A reação de Israel à ordem da CIJ foi característica. O ministro da Segurança Nacional de Israel, Itamar Ben-Gvir, declarou que a CIJ era um “tribunal antissemita” e que “não busca justiça, mas a perseguição do povo judeu”. É interessante notar que Ben Gvir disse que a CIJ “permaneceu em silêncio durante o Holocausto”. O Holocausto realizado pelo regime nazista alemão e seus aliados contra judeus, ciganos, homossexuais e comunistas europeus ocorreu entre o final de 1941 e maio de 1945 (quando o Exército Vermelho soviético libertou os prisioneiros de Ravensbrück, Sachsenhausen e Stutthof). A CIJ foi criada em junho de 1945, um mês após o fim do Holocausto, e iniciou seus trabalhos em abril de 1946. A tentativa de deslegitimar a Corte dizendo que ela permaneceu “em silêncio” quando não existia e, em seguida, usar essa falsa alegação para chamar a CIJ de “tribunal antissemita” mostra que os israelenses não têm resposta para os méritos da decisão da CIJ.

O interessante é que o juiz israelense na CIJ, Aharon Barak, juntou-se à maioria dos juízes em uma votação de 16 a 1 para dizer que Israel não permite ajuda humanitária aos palestinos em Gaza e que Israel deve “prevenir e punir o incitamento ao genocídio”. É difícil para os altos funcionários israelenses considerar Barak “antissemita” ou menosprezar suas credenciais.

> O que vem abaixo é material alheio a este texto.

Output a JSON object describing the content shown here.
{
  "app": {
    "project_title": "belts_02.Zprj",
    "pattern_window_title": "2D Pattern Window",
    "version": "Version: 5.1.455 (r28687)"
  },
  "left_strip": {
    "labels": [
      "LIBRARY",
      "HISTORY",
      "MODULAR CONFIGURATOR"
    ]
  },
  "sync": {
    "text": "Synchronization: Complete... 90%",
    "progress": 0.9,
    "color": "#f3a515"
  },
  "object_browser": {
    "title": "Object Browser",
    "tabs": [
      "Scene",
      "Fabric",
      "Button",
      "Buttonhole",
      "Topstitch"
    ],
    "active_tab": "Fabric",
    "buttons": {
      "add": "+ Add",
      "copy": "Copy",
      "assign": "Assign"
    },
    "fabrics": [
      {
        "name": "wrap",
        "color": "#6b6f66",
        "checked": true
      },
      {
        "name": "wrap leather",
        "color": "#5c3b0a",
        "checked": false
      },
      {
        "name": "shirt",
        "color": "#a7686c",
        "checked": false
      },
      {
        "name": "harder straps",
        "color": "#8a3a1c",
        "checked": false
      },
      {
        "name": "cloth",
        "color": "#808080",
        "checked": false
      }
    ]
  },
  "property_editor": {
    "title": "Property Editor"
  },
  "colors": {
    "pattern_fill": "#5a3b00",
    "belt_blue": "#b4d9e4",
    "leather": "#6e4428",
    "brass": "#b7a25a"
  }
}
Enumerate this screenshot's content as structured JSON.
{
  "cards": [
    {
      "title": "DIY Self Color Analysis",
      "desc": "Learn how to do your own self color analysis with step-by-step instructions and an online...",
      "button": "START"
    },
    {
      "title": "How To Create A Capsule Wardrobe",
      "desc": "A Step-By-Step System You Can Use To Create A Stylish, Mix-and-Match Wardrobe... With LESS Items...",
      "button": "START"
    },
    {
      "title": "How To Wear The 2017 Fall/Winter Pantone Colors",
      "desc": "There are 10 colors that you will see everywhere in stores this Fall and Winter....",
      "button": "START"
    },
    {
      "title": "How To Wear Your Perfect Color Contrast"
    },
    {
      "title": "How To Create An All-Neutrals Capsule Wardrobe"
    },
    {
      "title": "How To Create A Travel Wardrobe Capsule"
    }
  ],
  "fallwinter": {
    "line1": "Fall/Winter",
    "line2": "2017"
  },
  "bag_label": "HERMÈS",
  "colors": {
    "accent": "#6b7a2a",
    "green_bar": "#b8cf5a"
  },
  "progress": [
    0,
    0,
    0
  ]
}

Barak ocupou altos cargos em Israel, inclusive o de Procurador-Geral (1975-1978), Juiz da Suprema Corte de Israel (1978-1995) e Presidente da Suprema Corte (1995-2006). Barak votou contra a alegação de que havia provas “plausíveis” de genocídio por parte do governo israelense. “Genocídio”, escreveu ele em seu parecer, “para mim é mais do que uma palavra; representa a destruição calculada e o pior comportamento humano. É a acusação mais grave possível e está profundamente entrelaçada com minha experiência pessoal de vida”. Embora Barak, o juiz israelense indicado para a CIJ nesse caso, não tenha votado favoravelmente à acusação de que está ocorrendo um genocídio em Gaza, ele concordou que houve “incitação ao genocídio”. Um fio separa uma acusação da outra, que marca o espectro dos 30 mil palestinos mortos (quase metade deles crianças).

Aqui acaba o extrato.